Research on Medical Model Outcomes
As a woman, I would want to know, which model will give me the best outcome. By this I mean a healthy mother and baby, having a beautiful, safe, empowering experience of birth.
This article looks at data from 13 studies of 16,242 women. They found that when midwives were the main providers of care during pregnancy, the women were less likely to give birth prematurely, lose their babies before 24 weeks. They also reported being happier with the care, had fewer epidurals, fewer assisted births and episiotomies. They were also equally likely to have caesarean births compared to the medical model of care, but the labour was on average half an hour longer. One of the authors, Professor Hora Soltani from Sheffield Hallam University, said: "The perception is that in order to get the highest quality of care, they [women] must be cared for by a senior clinician and that is simply not the case. Midwives provide a sense of normality and by having a midwife they know during pregnancy it allows the mother to feel comfortable and at ease during labour which in turn is much better for the baby.”

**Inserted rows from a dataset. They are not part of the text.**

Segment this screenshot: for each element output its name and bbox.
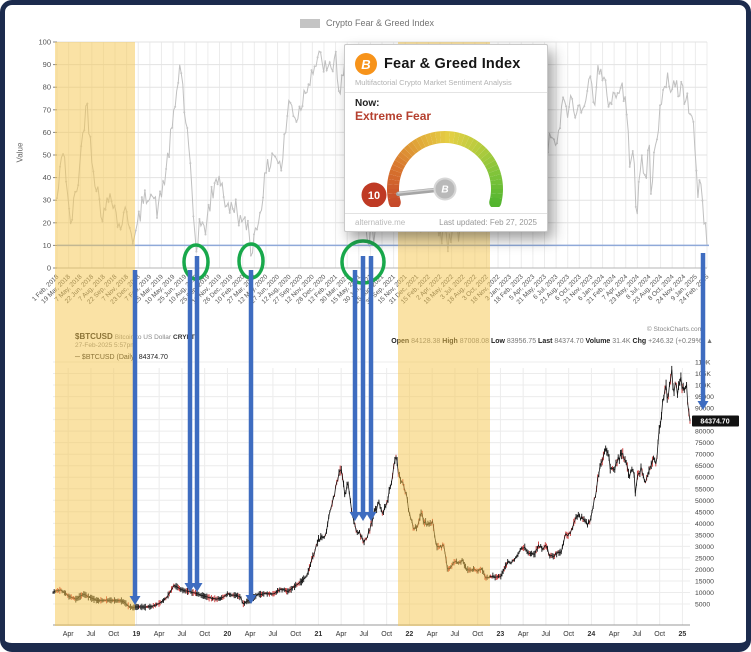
svg-text:50000: 50000: [695, 498, 714, 505]
svg-text:Apr: Apr: [609, 631, 621, 638]
svg-text:25: 25: [679, 631, 687, 638]
ohlc-label: Chg: [632, 338, 649, 345]
svg-text:55000: 55000: [695, 486, 714, 493]
svg-text:10000: 10000: [695, 590, 714, 597]
svg-text:Apr: Apr: [245, 631, 257, 638]
svg-text:Jul: Jul: [177, 631, 186, 638]
svg-text:60000: 60000: [695, 475, 714, 482]
svg-text:Jul: Jul: [450, 631, 459, 638]
card-subtitle: Multifactorial Crypto Market Sentiment A…: [345, 77, 547, 93]
card-title: Fear & Greed Index: [384, 56, 521, 72]
fear-greed-card: B Fear & Greed Index Multifactorial Cryp…: [344, 44, 548, 232]
svg-text:Oct: Oct: [654, 631, 665, 638]
svg-text:Oct: Oct: [563, 631, 574, 638]
legend-label: Crypto Fear & Greed Index: [326, 18, 435, 28]
highlight-band-2018: [55, 42, 135, 626]
card-source: alternative.me: [355, 218, 406, 227]
ohlc-value: 31.4K: [612, 338, 633, 345]
svg-text:30: 30: [43, 196, 51, 205]
svg-text:40000: 40000: [695, 521, 714, 528]
svg-text:90000: 90000: [695, 406, 714, 413]
svg-text:Oct: Oct: [472, 631, 483, 638]
ohlc-label: Volume: [585, 338, 613, 345]
svg-text:Jul: Jul: [541, 631, 550, 638]
ohlc-label: Low: [490, 338, 507, 345]
svg-text:Apr: Apr: [336, 631, 348, 638]
svg-text:Jul: Jul: [632, 631, 641, 638]
svg-text:Oct: Oct: [108, 631, 119, 638]
svg-text:75000: 75000: [695, 440, 714, 447]
svg-text:65000: 65000: [695, 463, 714, 470]
svg-text:84374.70: 84374.70: [700, 419, 729, 426]
card-now-label: Now:: [355, 98, 380, 109]
svg-text:80: 80: [43, 83, 51, 92]
svg-text:Apr: Apr: [427, 631, 439, 638]
svg-text:19: 19: [133, 631, 141, 638]
svg-text:20: 20: [43, 218, 51, 227]
card-status-text: Extreme Fear: [355, 109, 432, 123]
svg-text:Oct: Oct: [199, 631, 210, 638]
sentiment-gauge: B 10: [361, 131, 503, 207]
svg-text:24: 24: [588, 631, 596, 638]
svg-text:50: 50: [43, 151, 51, 160]
stockcharts-copyright: © StockCharts.com: [646, 326, 703, 333]
svg-text:25000: 25000: [695, 555, 714, 562]
svg-text:Jul: Jul: [268, 631, 277, 638]
btc-name: Bitcoin to US Dollar: [114, 334, 172, 341]
svg-text:35000: 35000: [695, 532, 714, 539]
svg-text:70: 70: [43, 105, 51, 114]
svg-text:45000: 45000: [695, 509, 714, 516]
ohlc-value: 83956.75: [506, 338, 539, 345]
svg-text:Oct: Oct: [290, 631, 301, 638]
svg-text:20: 20: [224, 631, 232, 638]
svg-text:30000: 30000: [695, 544, 714, 551]
svg-text:Oct: Oct: [381, 631, 392, 638]
svg-text:40: 40: [43, 173, 51, 182]
svg-text:Apr: Apr: [518, 631, 530, 638]
svg-text:23: 23: [497, 631, 505, 638]
svg-text:10: 10: [43, 241, 51, 250]
ohlc-value: +246.32 (+0.29%) ▲: [648, 338, 713, 345]
svg-text:10: 10: [368, 190, 380, 202]
svg-text:Apr: Apr: [63, 631, 75, 638]
svg-text:60: 60: [43, 128, 51, 137]
legend-swatch-icon: [300, 18, 320, 28]
btc-exchange: CRYPT: [173, 334, 195, 341]
svg-text:21: 21: [315, 631, 323, 638]
bitcoin-icon: B: [355, 53, 377, 75]
svg-text:Apr: Apr: [154, 631, 166, 638]
svg-text:80000: 80000: [695, 429, 714, 436]
svg-text:70000: 70000: [695, 452, 714, 459]
card-updated: Last updated: Feb 27, 2025: [439, 218, 537, 227]
svg-text:Jul: Jul: [359, 631, 368, 638]
svg-text:B: B: [441, 185, 448, 196]
svg-text:100: 100: [38, 38, 51, 47]
ohlc-value: 84374.70: [554, 338, 586, 345]
card-header: B Fear & Greed Index: [345, 45, 547, 77]
ohlc-label: Last: [538, 338, 555, 345]
svg-text:Jul: Jul: [86, 631, 95, 638]
svg-text:90: 90: [43, 60, 51, 69]
svg-text:15000: 15000: [695, 578, 714, 585]
svg-text:20000: 20000: [695, 567, 714, 574]
svg-text:22: 22: [406, 631, 414, 638]
svg-text:0: 0: [47, 264, 51, 273]
fg-legend: Crypto Fear & Greed Index: [300, 18, 434, 28]
card-footer: alternative.me Last updated: Feb 27, 202…: [345, 213, 547, 231]
svg-text:5000: 5000: [695, 602, 710, 609]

Similarly this cochrane review of 15 studies involving 17,674 mothers and babies (search date 25 January 2016) also had similar results. Under the midwife led continuity models of care, the women were less likely to have an epidural, fewer women had episiotomies or instrumental births. Their chances of spontaneous vaginal birth were increased and there was no difference in number of c-sections. Women were less likely to experience pre-term birth or lose their babies. They were also more likely to be cared for by the same group of midwives they already knew. The review identified no adverse effects compared with other models.
This study performed in Palestine found a significant difference in outcomes between the Midwife led model and the Techo-Medical model. Less women in the Midwife led model had unplanned c sections (12.8% vs 15.9%) and anemia (19.8% vs 28.65). There were also less preterm births, admission to nicu and low newborn birth weight.